Pascal Boris: «Le Royaume-Uni a toujours été transactionnel dans son approche avec l’UE»

Chaque semaine, le site Français à l’étranger, en partenariat avec le Cercle d’outre-Manche, discute du Brexit avec un dirigeant français actif au Royaume-Uni. Cette semaine, Pascal Boris, business angel et ex-patron de BNP Paribas au Royaume-Uni, explore les relations, passés et futures, du Royaume-Uni avec l’Europe.

Pouvez-vous vous présenter?

Pascal Boris : J’ai une vision quasi continue de l’Angleterre depuis plusieurs dizaines d’années. J’ai été témoin, lorsque j’étais étudiant à la London Business School, de la grève des mineurs britanniques de 1974 qui entraîna la mise en place de la « Three-Day Week ». Je suis ensuite revenu à Londres en 1992 au moment même du « Black Wednesday ». L’annonce de mon arrivée chez Paribas dans le Financial Times est d’ailleurs passée complètement inaperçue alors qu’on s’inquiétait, ce même jour, du retrait de la livre sterling du mécanisme de change européen. Après 15 ans à Londres où j’ai été chargé de la fusion de BNP avec Paribas, j’ai ensuite rejoint BNP Paribas en Suisse en 2007. J’ai cependant toujours gardé un pied au Royaume-Uni où j’ai beaucoup d’amis et de relations professionnelles.

Depuis mon départ à « la retraite », nous avons décidé avec ma femme de revenir en Angleterre où je suis désormais business angel. J’aide des jeunes start-ups à grandir. Je suis administrateur de quatre d’entre elles, deux à Londres et deux en France, et conseiller d’une cinquième en Israël. Par ailleurs, j’ai été président de la Chambre de commerce française de Grande-Bretagne de 2001 à 2007 et en suis depuis le président d’honneur. J’ai également co-fondé en 2004 avec Arnaud Vaissié, le Cercle d’outre Manche (CoM). Je suis en outre, et j’ai toujours été, assez actif dans les milieux professionnels britanniques, notamment avec la CBI (Confederation of British Industry).
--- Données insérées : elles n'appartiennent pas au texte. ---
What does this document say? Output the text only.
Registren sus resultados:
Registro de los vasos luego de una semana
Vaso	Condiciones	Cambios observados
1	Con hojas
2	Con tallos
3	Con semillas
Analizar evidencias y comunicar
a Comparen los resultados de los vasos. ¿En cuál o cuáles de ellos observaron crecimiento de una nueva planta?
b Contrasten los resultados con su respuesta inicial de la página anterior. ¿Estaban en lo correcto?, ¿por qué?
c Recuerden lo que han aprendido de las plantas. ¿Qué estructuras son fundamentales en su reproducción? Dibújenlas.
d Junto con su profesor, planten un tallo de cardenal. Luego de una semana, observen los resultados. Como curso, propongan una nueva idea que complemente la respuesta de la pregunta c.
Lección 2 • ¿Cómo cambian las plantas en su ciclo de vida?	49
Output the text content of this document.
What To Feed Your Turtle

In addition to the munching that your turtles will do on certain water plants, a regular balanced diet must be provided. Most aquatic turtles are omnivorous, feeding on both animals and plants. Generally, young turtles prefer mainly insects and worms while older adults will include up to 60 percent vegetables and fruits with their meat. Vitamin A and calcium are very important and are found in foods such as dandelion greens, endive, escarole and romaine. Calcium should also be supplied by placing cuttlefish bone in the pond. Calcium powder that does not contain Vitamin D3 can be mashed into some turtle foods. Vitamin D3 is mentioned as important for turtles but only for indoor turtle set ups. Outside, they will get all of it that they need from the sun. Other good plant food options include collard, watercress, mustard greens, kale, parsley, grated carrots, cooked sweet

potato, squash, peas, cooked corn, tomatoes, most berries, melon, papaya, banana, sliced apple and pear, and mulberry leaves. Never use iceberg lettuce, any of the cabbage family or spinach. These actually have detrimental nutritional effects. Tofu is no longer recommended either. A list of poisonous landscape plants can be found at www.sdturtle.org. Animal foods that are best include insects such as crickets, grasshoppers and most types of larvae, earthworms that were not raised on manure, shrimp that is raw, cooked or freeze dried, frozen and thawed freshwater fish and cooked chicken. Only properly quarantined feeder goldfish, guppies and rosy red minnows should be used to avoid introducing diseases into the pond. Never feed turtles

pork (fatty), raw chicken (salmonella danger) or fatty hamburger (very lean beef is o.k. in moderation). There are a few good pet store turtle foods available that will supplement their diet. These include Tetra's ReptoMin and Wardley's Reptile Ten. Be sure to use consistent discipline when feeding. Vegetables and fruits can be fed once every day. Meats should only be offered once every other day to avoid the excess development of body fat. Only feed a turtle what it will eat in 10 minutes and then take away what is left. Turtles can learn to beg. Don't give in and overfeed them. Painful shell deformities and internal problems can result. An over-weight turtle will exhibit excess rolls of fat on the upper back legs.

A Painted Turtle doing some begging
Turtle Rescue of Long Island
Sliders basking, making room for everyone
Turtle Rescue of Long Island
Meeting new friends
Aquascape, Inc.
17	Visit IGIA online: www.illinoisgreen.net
Le Brexit a-t-il eu des effets sur vos activités de business angel?

P.B.: Pour l’instant, il n’y a pas d’effet. Le Brexit a peut-être accéléré pour l’une d’entre elles l’ouverture d’un bureau à Bruxelles mais c’est beaucoup plus lié au plan de développement de la société et aux accords que nous avons signés, qu’au Brexit en lui-même. Parmi les quatre sociétés dont je suis administrateur, il y en a une seule où nous en parlons, où le Brexit peut avoir des conséquences sur son activité d’un point de vue règlementaire. Pour les autres ça a zéro impact aujourd’hui, puisque le Brexit n’a toujours pas eu lieu.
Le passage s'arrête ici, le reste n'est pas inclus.